Depremin biri gelir, diğeri gider…
Ama Adıyaman öyle bir yer ki; taş yıkılır, duvar yıkılır ama “buyur bacım” diyen ağız yıkılmaz.
O ağzın sıcaklığı, bir tabak kuru fasulyenin yanında mutlaka ikram edilir.
Adıyaman dediğin, bir şehir değil… Bir tutam sabır, bir yudum edep, bir tabak helvadır.
KOMMAGENE’DEN KALAN MUHABBET
Nemrut Dağı’nın tepesine çıkarsınız…
Güneşin doğuşu yüzünüze vurur, ama içinize asıl doğan… Tarihtir.
Kommagene’nin heykelleri susar ama anlatır.
“Yalnız değilsin evlat, ben de yıkıldım ama yine kalktım” der.
İşte Adıyaman budur:
M.Ö. 1. yüzyılda taşa inat heykel diken adamların torunları, bugün de betona inat umut diker.
Arsemia’da, Cendere Köprüsü’nde, Perre Antik Kenti’nde taşlar konuşmaz, ama sizi duyar.
Kendinizi anlatmanıza gerek yok…
Bir çay söyleyin yeter.
NE OLURSA OLSUN ‘KOMŞULUK’ AYAKTA
Deprem oldu.
Yer sarsıldı. Gönüller de sarsıldı.
Evler çatladı, kalpler burkuldu.
Ama bir şey yıkılmadı: Adıyamanlı’nın komşusuna uzattığı eli.
Çadırda kalanlar, bir tencere yemeği dört evle paylaştı.
Sobası olan, sobası olmayanın yanına geçti.
Balkonlar gitmişti ama balkon sohbetleri sokakta devam etti.
Ve biz uzaktan bakanlar, sadece televizyon ekranından değil…
Kalbimizden de bir saygı notu düştük:
Adıyamanlı olmak, insanlık sınavından 10 üzerinden 10 almaktır.
KAHTA, BESNİ, GÖLBAŞI… BİRER GÖNÜL MEKANI
İlçeleri sayalım dediler…
Dedim ki, saymakla olmaz; yaşamak gerek.
Kahta’nın sırtını yasladığı Nemrut, gece yıldız toplar.
Besni, bağbozumunda insanı sarhoş eder; üzümlerden değil, muhabbetten.
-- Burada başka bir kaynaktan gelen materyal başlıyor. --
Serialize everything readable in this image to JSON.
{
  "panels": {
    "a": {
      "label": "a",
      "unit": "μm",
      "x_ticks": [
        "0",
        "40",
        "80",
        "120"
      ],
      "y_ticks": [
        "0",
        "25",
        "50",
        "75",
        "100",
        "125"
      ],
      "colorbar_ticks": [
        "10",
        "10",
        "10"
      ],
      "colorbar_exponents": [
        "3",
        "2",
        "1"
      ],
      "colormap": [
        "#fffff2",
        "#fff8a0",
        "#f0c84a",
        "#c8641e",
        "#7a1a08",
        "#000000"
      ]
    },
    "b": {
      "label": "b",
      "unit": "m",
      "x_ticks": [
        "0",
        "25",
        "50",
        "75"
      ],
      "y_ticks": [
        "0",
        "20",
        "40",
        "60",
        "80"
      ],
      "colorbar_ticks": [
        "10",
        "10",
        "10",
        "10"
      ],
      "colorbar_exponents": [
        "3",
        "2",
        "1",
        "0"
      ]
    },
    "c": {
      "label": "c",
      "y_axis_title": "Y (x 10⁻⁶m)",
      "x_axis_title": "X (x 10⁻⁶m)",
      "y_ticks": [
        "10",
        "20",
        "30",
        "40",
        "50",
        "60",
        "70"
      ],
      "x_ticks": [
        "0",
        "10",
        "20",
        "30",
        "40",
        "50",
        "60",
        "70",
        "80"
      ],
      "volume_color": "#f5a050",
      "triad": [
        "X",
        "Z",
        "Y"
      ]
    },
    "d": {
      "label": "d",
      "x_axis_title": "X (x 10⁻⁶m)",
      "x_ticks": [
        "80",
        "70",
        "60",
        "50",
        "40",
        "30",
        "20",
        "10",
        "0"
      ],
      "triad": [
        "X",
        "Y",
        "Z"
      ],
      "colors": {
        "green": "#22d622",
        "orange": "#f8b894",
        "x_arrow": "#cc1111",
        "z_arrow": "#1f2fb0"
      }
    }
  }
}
Çelikhan’da bir duman yayılır sabahın erkeninde… O duman, çayın kaynadığının ilanıdır.
Samsat desen…
Suların altından tarih çıkarır,
Gölbaşı ise gölü kadar sakin, insanı kadar derin…
VE BİR PARANTEZ: TÜTÜN
Tütün burada sadece bir bitki değil.
Bir kültür, bir ritüel, bir gelenektir.
Birini ilk defa gördüğünüzde selamdan sonra gelen ikinci cümle:
“Sarma içer misin?”
Kabul ettiyseniz, dostluk başlamıştır.
Red ettiyseniz, saygı devam eder.
Tütün, Adıyaman’da dostluk testi gibidir.
İnsanlar sigara içmek için değil, muhabbet etmek için tütün sarar.
SON SÖZÜ NEMRUT’A BIRAKALIM
Güneş, Nemrut’un omzuna düşerken, bir dua gibi akar Adıyaman’ın üstünden.
Her şey kırık olabilir ama yürek tamdır.
Ve kimse bize Adıyaman’ı anlatmasın kardeşim…
Biz o yürekleri enkaz altından çıkarken gördük.
Birbirinin yarasını saran, komşusunun çocuğunu sırtında taşıyan adamlara “yıkıldı” diyemezsin.
Çünkü onlar zaten dimdik durmuş bir geçmişin evlatlarıdır.
İşte böyle sevgili okur…
Bugün Adıyaman’a bir selam borçluyuz.
Sadece geçmişine değil, bugününe ve en çok da insanına…
Çünkü bazı şehirler ayakta durmaz…
Bazı şehirler, insanını ayakta tutar.